Jakarta, NU Online Kiai Nur Salikin, salah satu pengurus Amali (Asosiasi Ma’had Aly Indonesia) menjelaskan bahwa kini, seorang santri, terutama mahasantri dituntut untuk tidak hanya sekedar berinovasi tapi juga mampu membuat penemuan.
“(Pada prinsip) al-muhafadhotu ‘ala qodimis sholih wal akhdzu bi jadidil ashlah (memelihara tradisi lama yang baik dan mengambil kebiasaan baru yang lebih baik), jangan hanya sekedar jadid, tapi wal-ijad. Tidak hanya sekedar inovasi tapi discovery (penemuan),” papar Bendahara Amali itu saat menjadi pemateri seminar dalam Kongres Ketiga Dema Amali di Ma’had Aly Al-Iman, Desa Bulus, Kecamatan Gebang, Kabupaten Purworejo, Provinsi Jawa Tengah, Rabu (23/2/22). Mudir (Direktur) Ma’had Aly Sa’iidusshiddiqiyah Jakarta itu melanjutkan penjelasannya bahwa jika santri hanya berinovasi, yang terjadi adalah seperti sekarang ini yaitu Islam hanya menjadi kontrol bukan inspirasi. Misalnya tentang vaksin, saat ini Islam hanya bisa menjadi kontrol yang menyatakan haram dan tidaknya vaksin tanpa bisa membuat vaksin itu sendiri. “Kalau kita bisa membuat discovery (penemuan) tentunya akan berbeda. Jangan jadikan Islam sebagai pisau hukum sajalah, bahasanya seperti itu kira-kira,” jelas kiai kelahiran Grobogan itu.
Melanjutkan pemaparannya, Kiai Salikin menegaskan bahwa di era digitalisasi seperti sekarang ini, santri jangan hanya menjadi penikmat media, tapi juga harus bisa menyediakan sarana-sarana media. Contoh kecil, ketika membuka Facebook jangan hanya sekedar menjadi pembaca tapi kalau bisa membuat tulisan. Begitu pun juga YouTube, jangan hanya menjadi pendengar dan penonton, tapi jadilah pembuat konten itu, sehingga santri akan menjadi produsen bukan konsumen.
“Toh, tidak semua santri harus berprofesi menjadi guru atau kiai,” ungkapnya. Kiai Salikin mengatakan dirinya tidak membayangkan bagaimana sepuluh tahun ke depan. “Bagaimana massifnya digitalisasi. Jika santri, (terutama) mahasantri ini tidak melakukan perubahan yang serius dalam digitalisasi media, pasti akan tergopoh-gopoh dalam menghadapi keadaan,” tegasnya.

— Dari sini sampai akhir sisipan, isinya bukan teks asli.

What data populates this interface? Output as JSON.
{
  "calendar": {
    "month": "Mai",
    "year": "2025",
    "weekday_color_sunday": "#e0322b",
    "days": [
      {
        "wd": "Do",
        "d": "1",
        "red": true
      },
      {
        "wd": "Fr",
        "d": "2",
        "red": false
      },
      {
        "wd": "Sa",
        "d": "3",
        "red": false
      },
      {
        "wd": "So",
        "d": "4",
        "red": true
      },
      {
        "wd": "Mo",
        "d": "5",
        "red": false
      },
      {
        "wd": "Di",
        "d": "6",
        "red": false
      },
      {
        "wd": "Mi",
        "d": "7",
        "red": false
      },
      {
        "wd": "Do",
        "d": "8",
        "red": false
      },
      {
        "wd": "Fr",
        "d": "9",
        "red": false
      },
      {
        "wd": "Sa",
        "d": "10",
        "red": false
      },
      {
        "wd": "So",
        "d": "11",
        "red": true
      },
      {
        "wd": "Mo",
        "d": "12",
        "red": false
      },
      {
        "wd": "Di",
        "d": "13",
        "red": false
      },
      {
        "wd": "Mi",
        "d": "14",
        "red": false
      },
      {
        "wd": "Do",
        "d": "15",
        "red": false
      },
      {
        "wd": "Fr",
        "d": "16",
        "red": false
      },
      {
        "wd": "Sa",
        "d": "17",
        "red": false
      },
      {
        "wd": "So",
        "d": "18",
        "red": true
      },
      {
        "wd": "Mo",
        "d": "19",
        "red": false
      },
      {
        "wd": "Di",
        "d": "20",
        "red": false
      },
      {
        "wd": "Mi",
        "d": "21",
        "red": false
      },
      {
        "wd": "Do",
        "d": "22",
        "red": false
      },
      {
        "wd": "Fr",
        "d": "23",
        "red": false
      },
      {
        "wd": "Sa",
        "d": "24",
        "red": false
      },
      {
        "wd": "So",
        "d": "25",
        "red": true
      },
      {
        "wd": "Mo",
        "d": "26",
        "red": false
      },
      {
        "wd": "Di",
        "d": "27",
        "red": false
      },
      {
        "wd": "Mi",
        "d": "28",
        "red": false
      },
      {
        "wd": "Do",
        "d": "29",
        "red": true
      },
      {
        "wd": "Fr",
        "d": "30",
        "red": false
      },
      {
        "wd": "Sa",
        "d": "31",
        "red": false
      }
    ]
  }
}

Pada kesempatan itu, ia juga menjelaskan bahwa santri juga akan tergopoh-gopoh oleh perkembangan masa, jika kerjaannya hanya membaca kitab tanpa mengontekstualisasikannya. Bagaimana santri bukan hanya membaca kitab dan buku, tapi harus mampu membaca situasi dan kondisi. Sebagai informasi, Kongres Ketiga Dema Amali (Dewan Mahasantri Asosiasi Ma’had Aly Indonesia) ini dilaksanakan selama tiga hari, yaitu hari Selasa sampai hari Kamis, tanggal 22-24 Februari 2022. Kongres tersebut diikuti oleh 169 peserta delegasi dari 71 Ma’had Aly se-Indonesia serta sejumlah pengurus Amali. Dema Amali merupakan forum komunikasi dan konsolidasi Dewan Mahasantri se-Indonesia yang berada di bawah naungan Asosiasi Ma’had Aly Indonesia (Amali) dan telah mendapatkan SK dari Kementerian Agama RI. Sedangkan, Amali (Asosiasi Ma’had Aly Indonesia) merupakan forum yang dibentuk dalam rangka memfasilitasi hubungan kerja sama dan menyamakan pandangan antar Ma’had Aly se-Indonesia.